Oh, wait. That also happens, as Sayid whips his gun out during an intense interrogation of No Henry, who knows Zeke, who is apparently nobody compared with the real leader. No Henry tells Locke that he never entered the numbers or pushed the button, and you know what happened? Nothing. Not that Henry's all that trustworthy, but let's say for now he's telling the truth: looks like Locke owes Jack a Coke.
Hurley keeps seeing Dave (Harry from Sex and the City) on the island, his bad-influence friend from when he was in the crazy house. Dave doesn't want him to take his meds. Dave doesn't want Hurley to lose weight. Dave doesn't want the asylum pickup game to degenerate into total anarchy. But Dave's not here, man, a reveal that's telegraphed pretty blatantly, so thank god it wasn't the final twist in the episode or anything. Hurley's therapist reveals that Dave doesn't actually exist, which is not to say that Hurley stops seeing him. Hurley's mental problems stem from his blaming himself for walking onto a deck that collapsed, killing two people.
Back on the island, Hurley's Island Dave convinces him that he never actually left the hospital -- that the lotto win, the island, the hatch, Libby, everything is all in Hurley's mind, and the only way to wake up is to throw himself off a cliff into the ocean. Luckily, Libby shows up to make out with him, which, as you might imagine, convinces him not to go cliff-diving. Maybe if he'd known her when she was in the asylum with him, they could have been playing tonsil hockey then too. Want more? The full recap starts right below!
In what I hope is a continuing trend, we get no previouslys this week. I have two theories: the first is that the network is finally ready to concede that viewers can be trusted to remember what happens on this show.Naaaah.
The other is that they're going to really start screwing with continuity, so they don't want any reminders of what happened before.
Libby's power-walking across the beach, doing that perfect-posture arms-swinging thing power-walkers do that never fails to crack me up. Hurley's struggling to keep up with her, and she's kind of annoying anyway, brightly telling him that exercise is addictive. No, it's not. Junk food is addictive. Cigarettes are addictive. Exercise is hard. That's the problem.

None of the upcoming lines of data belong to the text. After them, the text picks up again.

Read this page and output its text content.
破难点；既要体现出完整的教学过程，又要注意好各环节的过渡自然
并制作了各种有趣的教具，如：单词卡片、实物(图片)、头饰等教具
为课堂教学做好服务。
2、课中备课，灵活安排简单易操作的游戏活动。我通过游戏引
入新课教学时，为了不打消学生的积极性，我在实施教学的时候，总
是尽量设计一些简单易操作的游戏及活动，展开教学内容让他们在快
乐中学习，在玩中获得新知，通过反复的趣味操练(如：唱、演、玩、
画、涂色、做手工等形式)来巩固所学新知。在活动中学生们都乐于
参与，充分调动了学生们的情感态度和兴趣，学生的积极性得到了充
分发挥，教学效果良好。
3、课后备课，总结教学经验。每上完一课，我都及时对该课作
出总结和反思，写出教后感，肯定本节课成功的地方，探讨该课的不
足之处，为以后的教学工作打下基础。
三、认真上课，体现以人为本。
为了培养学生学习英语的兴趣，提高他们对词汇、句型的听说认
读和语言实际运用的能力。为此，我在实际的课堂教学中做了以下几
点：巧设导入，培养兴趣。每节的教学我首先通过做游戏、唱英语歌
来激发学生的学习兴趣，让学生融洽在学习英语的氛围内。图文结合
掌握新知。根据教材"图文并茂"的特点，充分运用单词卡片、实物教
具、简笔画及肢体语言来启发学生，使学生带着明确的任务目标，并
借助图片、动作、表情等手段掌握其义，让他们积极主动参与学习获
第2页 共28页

She pauses to give him a break, and he embarrassedly says he probably needs to drop a few pounds. With genuine affection, she tells him not to be so hard on himself, because it won't happen overnight, and offers up some encouragement re: different metabolisms. But Hurley says it isn't his metabolism: "I'm sick," he says. She asks him what's wrong, and he says never mind, and starts to walk away. She stops him, and tells him he can trust her. "Okay. But...it's bad," he says, reluctantly. Endearingly bad, or bad bad?
In the jungle, Hurley's managed to build a tree pantry, using the giant tropical leaves for cover. His stash is a lot bigger than I'd figured. He tells Libby that when they crashed, he figured an upside would be his all-mango diet, and that he'd dropped a couple of belt sizes. She smiles slightly. "Then we found this hatch, and it was full of food. Tons of food," he says. Look, just because you don't have previouslys this week doesn't mean the characters get to talk to each other like they need to brought up on every plot point. Libby knows about the hatch. Anyway, Hurley says he tried to give the food away, but he kept some for himself. Oh, and they still have tons down the hatch anyway, which I'd still like explained. "Wish I could just get rid of it," he says. "Then get rid of it," she says. He doesn't understand her Dr. Phil common-sense approach, so she reaches for a huge jar of the ubiquitous Dharma Initiative Ranch Dressing, like how many bags of goddamn Dharma nachos are there anyway? Is Libby going to help him gather it up and bring it to the other Lostaways, saying something simple like they found some more food? No, they're going to rip open every package and spill out every bottle right there on the jungle floor, because it's better to help Hurley shore up his self-esteem than make sure dozens of crash survivors don't starve to death. Give me a break.